Toute tradition figée dans une forme définitive est immuable est par définition une tradition morte selon la conception même de la vie et de la mort dans la culture celte et bien d’autres d’ailleurs.

Nous avions déjà fait ce constat il y a 30 ans de cela, je le fais de nouveau aujourd’hui.

Je laisse aux morts le soin d’enterrer les morts, de faire des parodies de messes ou des conférences culturelles magistrales, mais rien de cela n’est celtique ou si peu.
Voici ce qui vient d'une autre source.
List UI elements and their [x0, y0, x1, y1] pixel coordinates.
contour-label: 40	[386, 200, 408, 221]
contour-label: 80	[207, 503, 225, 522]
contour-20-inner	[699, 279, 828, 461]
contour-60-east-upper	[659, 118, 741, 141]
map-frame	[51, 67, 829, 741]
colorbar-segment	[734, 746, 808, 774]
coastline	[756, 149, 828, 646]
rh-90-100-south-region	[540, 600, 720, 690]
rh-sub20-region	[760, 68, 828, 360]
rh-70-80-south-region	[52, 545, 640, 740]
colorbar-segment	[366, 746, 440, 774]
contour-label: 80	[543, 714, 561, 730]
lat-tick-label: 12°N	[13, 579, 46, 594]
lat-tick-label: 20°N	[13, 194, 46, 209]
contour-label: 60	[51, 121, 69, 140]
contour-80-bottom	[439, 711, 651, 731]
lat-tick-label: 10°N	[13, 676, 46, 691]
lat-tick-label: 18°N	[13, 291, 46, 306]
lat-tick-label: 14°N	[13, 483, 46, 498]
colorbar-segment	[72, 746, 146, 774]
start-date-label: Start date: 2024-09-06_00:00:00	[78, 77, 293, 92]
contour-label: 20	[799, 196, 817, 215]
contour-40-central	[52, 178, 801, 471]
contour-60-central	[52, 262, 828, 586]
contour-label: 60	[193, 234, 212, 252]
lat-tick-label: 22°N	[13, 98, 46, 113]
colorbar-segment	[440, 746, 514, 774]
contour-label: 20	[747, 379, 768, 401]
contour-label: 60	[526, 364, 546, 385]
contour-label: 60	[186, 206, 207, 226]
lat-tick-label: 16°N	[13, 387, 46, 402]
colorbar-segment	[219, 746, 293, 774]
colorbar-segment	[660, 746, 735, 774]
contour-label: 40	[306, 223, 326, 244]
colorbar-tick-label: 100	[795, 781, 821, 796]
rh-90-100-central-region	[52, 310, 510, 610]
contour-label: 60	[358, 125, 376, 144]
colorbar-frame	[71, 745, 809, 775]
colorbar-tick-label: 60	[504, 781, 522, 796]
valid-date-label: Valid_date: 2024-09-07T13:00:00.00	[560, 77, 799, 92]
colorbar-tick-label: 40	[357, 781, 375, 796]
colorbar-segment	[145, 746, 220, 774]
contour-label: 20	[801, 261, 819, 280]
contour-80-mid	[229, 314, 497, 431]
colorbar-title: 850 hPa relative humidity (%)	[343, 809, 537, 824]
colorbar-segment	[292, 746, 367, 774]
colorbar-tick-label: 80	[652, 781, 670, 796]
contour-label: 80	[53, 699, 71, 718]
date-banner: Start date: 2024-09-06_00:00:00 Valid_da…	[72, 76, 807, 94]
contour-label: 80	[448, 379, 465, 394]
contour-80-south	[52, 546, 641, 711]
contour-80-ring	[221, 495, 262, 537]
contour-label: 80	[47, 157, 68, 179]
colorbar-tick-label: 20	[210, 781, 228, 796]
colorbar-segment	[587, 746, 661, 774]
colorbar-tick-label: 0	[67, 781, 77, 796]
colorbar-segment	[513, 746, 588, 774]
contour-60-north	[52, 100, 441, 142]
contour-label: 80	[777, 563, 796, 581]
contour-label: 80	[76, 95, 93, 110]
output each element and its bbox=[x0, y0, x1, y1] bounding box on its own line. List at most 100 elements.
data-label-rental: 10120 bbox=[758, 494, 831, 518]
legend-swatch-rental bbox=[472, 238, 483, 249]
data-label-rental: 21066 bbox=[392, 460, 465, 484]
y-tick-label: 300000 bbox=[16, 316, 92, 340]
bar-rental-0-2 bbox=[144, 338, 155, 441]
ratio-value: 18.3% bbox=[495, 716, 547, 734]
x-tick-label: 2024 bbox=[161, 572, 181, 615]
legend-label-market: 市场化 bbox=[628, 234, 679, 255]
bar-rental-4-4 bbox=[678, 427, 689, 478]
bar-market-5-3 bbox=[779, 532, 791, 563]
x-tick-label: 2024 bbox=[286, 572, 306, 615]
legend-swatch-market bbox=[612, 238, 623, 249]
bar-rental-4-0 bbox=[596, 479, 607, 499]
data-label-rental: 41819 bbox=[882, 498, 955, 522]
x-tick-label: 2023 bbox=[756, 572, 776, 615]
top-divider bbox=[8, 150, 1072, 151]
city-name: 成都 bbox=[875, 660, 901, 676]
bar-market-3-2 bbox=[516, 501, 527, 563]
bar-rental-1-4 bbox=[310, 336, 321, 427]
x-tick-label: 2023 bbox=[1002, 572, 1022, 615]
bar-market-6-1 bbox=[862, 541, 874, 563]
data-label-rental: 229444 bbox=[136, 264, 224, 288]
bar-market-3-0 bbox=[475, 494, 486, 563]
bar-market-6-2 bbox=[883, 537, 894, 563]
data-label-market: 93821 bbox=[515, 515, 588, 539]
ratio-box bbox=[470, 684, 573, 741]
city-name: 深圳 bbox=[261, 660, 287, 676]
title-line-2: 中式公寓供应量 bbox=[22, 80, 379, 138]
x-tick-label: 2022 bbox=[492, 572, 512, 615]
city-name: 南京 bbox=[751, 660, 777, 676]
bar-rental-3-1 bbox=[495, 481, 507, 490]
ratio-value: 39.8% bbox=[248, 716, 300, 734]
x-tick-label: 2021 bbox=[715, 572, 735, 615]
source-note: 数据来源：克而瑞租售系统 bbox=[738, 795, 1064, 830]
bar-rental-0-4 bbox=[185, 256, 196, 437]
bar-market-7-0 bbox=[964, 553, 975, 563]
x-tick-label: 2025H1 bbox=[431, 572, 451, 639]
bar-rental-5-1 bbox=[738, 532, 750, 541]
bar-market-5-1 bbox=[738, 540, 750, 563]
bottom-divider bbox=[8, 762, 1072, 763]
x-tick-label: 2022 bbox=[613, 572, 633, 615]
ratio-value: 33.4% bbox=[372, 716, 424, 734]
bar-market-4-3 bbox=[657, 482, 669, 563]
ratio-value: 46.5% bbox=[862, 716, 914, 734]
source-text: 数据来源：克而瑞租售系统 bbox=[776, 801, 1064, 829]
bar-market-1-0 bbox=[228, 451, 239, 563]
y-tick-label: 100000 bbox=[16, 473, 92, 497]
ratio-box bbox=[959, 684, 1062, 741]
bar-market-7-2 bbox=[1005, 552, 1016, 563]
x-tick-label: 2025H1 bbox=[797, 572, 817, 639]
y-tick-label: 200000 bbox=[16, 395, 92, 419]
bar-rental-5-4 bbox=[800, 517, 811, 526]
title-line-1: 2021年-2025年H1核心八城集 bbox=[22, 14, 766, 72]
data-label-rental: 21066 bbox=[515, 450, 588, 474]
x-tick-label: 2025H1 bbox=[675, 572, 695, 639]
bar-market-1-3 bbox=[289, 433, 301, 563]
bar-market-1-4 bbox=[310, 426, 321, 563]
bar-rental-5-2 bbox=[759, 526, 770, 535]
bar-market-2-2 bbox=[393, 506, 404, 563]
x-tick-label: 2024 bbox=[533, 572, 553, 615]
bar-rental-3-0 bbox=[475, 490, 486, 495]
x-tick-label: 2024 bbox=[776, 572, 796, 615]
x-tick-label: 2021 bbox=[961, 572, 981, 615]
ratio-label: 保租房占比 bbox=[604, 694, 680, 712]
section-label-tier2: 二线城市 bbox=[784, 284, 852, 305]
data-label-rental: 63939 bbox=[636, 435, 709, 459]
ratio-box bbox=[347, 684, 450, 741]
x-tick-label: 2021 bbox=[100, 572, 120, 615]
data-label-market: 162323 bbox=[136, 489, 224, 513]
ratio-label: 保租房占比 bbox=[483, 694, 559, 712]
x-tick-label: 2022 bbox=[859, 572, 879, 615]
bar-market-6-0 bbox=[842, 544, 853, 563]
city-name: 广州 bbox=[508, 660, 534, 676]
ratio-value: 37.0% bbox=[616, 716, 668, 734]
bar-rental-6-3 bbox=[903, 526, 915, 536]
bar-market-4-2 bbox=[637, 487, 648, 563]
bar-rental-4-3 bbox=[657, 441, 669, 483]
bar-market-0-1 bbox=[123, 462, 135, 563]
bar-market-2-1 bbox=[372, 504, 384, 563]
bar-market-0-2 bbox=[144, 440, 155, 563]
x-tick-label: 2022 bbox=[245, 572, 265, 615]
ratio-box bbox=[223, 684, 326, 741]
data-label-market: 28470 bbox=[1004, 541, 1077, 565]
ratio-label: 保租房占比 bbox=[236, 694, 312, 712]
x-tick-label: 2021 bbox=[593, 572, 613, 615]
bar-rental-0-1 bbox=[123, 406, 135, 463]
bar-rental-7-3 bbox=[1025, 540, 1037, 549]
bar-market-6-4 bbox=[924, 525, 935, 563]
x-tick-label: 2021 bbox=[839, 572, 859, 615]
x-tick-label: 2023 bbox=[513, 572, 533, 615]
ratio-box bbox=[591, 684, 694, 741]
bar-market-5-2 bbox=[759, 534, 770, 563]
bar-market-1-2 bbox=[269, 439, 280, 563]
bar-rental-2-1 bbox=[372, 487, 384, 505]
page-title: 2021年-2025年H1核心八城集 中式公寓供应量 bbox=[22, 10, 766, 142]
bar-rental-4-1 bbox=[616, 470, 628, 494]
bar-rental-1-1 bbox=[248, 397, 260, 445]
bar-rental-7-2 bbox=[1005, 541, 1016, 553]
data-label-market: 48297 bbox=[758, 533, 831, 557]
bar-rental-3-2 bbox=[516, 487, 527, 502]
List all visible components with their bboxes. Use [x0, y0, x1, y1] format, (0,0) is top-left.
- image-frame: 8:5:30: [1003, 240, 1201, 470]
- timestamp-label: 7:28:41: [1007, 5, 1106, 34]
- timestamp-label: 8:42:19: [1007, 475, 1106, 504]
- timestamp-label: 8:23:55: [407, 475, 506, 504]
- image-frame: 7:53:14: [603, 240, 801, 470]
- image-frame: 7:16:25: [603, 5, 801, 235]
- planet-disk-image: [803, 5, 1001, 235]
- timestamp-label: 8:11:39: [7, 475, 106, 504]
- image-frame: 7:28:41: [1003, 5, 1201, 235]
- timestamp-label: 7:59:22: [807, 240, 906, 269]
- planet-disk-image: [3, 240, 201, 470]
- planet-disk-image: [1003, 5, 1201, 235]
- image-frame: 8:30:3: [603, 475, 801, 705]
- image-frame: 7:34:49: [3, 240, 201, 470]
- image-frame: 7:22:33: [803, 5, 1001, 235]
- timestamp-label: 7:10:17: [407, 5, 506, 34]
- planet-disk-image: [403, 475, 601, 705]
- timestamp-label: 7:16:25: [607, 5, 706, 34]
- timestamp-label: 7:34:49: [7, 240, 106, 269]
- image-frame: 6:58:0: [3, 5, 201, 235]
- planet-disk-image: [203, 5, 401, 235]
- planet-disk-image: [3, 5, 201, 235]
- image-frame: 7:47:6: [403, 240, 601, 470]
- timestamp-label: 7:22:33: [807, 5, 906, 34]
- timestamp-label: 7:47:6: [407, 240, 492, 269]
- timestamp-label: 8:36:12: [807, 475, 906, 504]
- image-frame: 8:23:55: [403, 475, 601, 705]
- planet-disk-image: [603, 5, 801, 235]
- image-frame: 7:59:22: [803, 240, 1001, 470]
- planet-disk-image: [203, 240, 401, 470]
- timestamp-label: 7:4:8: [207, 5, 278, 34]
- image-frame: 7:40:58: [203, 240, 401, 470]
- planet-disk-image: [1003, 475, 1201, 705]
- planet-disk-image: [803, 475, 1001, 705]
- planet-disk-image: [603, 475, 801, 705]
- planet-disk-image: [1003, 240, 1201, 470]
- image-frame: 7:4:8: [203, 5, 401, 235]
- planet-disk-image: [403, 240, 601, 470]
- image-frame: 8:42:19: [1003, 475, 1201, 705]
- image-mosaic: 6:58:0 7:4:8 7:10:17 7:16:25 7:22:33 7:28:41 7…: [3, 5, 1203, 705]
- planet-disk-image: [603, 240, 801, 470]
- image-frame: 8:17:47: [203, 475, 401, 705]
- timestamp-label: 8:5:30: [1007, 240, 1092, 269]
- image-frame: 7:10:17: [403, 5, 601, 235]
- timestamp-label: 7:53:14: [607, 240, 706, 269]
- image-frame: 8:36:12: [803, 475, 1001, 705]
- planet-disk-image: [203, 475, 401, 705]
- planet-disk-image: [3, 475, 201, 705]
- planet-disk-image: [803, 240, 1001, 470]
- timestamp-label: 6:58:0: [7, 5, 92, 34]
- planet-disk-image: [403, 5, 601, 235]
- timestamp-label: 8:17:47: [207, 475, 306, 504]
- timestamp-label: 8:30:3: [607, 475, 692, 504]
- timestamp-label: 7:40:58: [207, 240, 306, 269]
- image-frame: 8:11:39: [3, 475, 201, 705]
Mais là n’est pas l’essentiel. Qui de toute façon peut prétendre être plus celte qu’un autre ? Est-ce un legs du sang ou suffit-il d’avoir été nourri du sol et de la culture qui ont connu l’empreinte forte de cette civilisation ?

Non c’est tout simplement que mon chemin se veut être vivant, migrant de forme en forme pour apprendre à se passer de toute forme. La forme est un moyen et non une finalité et encore moins un fondement.